- Neurocrine Biosciences is dropping at least $30 million for access to a Parkinson's disease drug that could help build out the company's neurological portfolio.
- The drug in question, Ongentys (opicapone), comes from Portuguese drugmaker Bial. Ongentys received E.U. approval last summer as an adjunct therapy to levodopa decarboxylase inhibitors, which help regulate dopamine concentrations in the body and serve as a treatment for Parkinson's.
- In addition to $30 million upfront, Bial could receive up to $115 million in milestone payments, as well as a fee and royalties that amount to 37% of net sales in the U.S.
While Ongentys hasn't yet received Food and Drug Administration approval, Neurocrine plans to meet with the agency after a technology transfer to discuss getting the drug to market.
The companies are hoping to hold that meeting before year's end. Jefferies analysts expect the agency would require an additional clinical trial for Ongentys before greenlighting the treatment in the U.S., and therefore a new drug application wouldn't come until 2020.

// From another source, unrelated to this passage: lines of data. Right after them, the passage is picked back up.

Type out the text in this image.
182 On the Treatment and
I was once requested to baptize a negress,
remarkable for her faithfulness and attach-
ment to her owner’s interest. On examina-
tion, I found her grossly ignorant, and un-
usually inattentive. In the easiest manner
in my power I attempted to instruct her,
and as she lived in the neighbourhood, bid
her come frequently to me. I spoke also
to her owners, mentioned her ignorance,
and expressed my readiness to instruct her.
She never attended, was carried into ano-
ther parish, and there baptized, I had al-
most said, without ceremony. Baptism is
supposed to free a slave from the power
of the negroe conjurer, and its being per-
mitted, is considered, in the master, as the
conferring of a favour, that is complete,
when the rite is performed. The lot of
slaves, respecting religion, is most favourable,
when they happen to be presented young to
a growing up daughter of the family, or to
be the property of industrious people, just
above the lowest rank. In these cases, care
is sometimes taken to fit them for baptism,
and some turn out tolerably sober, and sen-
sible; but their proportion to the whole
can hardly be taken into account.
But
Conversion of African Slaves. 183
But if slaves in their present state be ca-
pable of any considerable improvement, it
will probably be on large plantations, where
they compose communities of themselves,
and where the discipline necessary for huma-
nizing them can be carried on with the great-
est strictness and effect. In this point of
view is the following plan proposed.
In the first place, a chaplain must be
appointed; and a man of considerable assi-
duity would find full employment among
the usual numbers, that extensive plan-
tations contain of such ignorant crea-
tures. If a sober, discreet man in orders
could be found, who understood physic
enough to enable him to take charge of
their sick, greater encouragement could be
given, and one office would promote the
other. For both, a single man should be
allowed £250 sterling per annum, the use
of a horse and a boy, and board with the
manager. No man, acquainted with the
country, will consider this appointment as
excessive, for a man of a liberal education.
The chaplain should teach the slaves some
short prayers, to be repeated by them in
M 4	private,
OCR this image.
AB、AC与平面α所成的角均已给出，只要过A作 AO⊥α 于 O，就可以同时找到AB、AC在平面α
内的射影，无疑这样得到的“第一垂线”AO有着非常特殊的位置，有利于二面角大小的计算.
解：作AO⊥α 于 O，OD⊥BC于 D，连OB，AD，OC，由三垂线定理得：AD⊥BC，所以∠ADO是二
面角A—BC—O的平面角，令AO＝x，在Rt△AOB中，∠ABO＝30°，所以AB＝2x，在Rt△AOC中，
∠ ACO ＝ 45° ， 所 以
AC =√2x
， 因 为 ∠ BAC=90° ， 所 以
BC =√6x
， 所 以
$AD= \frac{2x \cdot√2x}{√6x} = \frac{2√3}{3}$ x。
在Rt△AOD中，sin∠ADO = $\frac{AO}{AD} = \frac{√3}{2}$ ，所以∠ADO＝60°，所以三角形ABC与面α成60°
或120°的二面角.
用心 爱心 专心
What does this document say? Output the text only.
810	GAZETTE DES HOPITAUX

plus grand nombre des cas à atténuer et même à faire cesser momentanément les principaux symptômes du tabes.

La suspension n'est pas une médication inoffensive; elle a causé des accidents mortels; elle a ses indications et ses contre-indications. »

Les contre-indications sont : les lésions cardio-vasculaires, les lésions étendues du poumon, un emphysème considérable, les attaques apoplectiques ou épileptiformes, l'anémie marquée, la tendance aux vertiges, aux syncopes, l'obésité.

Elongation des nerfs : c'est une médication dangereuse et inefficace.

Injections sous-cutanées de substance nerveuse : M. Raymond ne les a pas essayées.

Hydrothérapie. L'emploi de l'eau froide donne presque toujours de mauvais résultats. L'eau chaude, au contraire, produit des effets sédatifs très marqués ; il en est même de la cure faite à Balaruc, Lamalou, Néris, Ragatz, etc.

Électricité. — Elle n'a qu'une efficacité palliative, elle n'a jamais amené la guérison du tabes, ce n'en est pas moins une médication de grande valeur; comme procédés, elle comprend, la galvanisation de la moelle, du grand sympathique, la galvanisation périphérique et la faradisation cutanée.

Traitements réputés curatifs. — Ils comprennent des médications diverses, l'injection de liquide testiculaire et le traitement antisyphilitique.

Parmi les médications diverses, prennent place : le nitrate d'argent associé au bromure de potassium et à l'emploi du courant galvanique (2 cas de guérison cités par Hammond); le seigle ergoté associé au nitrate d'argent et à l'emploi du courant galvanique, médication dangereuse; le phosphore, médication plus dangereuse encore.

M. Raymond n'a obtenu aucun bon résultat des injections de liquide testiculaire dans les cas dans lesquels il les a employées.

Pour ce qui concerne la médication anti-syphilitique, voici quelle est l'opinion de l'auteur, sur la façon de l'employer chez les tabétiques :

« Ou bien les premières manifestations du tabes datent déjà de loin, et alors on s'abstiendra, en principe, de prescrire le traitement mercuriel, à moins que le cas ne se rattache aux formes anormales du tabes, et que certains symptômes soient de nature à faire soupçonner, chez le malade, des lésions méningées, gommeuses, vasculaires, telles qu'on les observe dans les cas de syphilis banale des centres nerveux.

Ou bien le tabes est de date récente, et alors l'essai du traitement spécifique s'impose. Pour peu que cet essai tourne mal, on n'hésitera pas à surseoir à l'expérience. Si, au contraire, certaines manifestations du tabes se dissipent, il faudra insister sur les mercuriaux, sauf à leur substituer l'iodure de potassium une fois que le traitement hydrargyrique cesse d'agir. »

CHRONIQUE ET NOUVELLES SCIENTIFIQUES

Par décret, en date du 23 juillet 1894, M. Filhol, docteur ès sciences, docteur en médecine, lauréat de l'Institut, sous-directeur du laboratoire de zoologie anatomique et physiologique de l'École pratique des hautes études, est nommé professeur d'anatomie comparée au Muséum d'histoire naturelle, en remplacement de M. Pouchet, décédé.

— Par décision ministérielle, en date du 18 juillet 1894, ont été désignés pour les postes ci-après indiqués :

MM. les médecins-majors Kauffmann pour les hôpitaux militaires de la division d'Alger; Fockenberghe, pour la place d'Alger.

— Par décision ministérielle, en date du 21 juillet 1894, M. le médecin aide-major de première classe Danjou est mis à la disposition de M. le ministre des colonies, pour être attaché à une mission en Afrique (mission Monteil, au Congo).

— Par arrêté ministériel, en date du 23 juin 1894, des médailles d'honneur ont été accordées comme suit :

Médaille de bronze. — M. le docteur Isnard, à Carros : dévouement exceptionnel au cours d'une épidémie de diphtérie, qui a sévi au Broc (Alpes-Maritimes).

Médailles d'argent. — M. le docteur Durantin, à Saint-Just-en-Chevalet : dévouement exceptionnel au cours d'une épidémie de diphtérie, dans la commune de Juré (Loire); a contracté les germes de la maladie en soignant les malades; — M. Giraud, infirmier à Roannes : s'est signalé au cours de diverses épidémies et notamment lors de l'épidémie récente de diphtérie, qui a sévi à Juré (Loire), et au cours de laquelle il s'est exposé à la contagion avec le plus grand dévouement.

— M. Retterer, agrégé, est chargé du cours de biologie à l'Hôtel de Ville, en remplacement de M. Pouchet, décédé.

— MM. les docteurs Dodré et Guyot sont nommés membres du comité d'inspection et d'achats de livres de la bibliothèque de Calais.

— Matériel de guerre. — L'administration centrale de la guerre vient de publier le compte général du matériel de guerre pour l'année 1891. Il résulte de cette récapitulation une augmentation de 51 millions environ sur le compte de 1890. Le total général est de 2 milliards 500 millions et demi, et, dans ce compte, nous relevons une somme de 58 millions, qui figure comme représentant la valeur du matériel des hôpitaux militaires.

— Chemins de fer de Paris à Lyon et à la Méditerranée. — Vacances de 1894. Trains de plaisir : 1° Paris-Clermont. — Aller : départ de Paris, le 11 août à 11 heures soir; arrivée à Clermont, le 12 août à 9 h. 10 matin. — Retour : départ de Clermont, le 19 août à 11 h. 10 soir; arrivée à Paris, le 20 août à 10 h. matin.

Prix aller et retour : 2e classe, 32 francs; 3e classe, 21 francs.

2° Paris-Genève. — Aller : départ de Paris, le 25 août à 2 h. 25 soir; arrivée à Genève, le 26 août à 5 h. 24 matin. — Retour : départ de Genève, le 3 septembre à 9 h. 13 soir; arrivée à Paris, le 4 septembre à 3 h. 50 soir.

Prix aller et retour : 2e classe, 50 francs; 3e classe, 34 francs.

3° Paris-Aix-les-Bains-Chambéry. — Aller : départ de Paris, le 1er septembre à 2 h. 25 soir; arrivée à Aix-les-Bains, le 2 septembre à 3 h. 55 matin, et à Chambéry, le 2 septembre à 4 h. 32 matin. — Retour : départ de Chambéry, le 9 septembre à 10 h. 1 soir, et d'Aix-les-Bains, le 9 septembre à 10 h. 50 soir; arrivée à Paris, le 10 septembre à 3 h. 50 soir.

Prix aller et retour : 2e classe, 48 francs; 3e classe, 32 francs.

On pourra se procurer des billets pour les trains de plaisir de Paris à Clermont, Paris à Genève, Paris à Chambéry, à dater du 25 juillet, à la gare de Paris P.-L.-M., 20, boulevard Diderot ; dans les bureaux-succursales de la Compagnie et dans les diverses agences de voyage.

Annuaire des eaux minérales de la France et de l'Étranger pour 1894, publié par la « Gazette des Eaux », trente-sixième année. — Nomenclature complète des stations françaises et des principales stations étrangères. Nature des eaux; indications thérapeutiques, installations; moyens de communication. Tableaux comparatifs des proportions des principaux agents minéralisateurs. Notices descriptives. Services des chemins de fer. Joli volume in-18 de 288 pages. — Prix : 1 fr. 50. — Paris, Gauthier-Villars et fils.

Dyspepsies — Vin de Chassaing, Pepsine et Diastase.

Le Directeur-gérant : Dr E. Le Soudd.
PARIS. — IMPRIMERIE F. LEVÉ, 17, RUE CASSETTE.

The deal is an overall positive for Neurocrine, the investment firm added. While the FDA has approved other generic and branded drugs, such as Novartis' Comtan (entacapone), that function the same as Ongentys, those alternatives require more frequent dosing or have demonstrated less effectiveness, according to meta analysis.
Ongentys also represents a strategic fit for Neurocrine. The company is already preparing for an FDA decision on its highly anticipated tardive dyskinesia drug, Ingrezza (valbenazine). Should Ongentys gain approval as well, it would offer "commercial synergies with Ingrezza with only a marginal increase in sales/marketing head count," as well as hold a similar patent life, Jefferies said. Ingrezza currently has composition of matter exclusivity until 2029.
Per deal terms, Neurocrine is responsible for manufacturing and selling Ongentys in the U.S. and Canada as well as the costs associated with pushing the drug through the FDA regulatory process.
Access to a potentially profitable product is surely a welcome turnaround for Neurocrine, which in the last month saw Ingrezza fail a mid-stage study evaluating it as a treatment for Tourette syndrome in adults.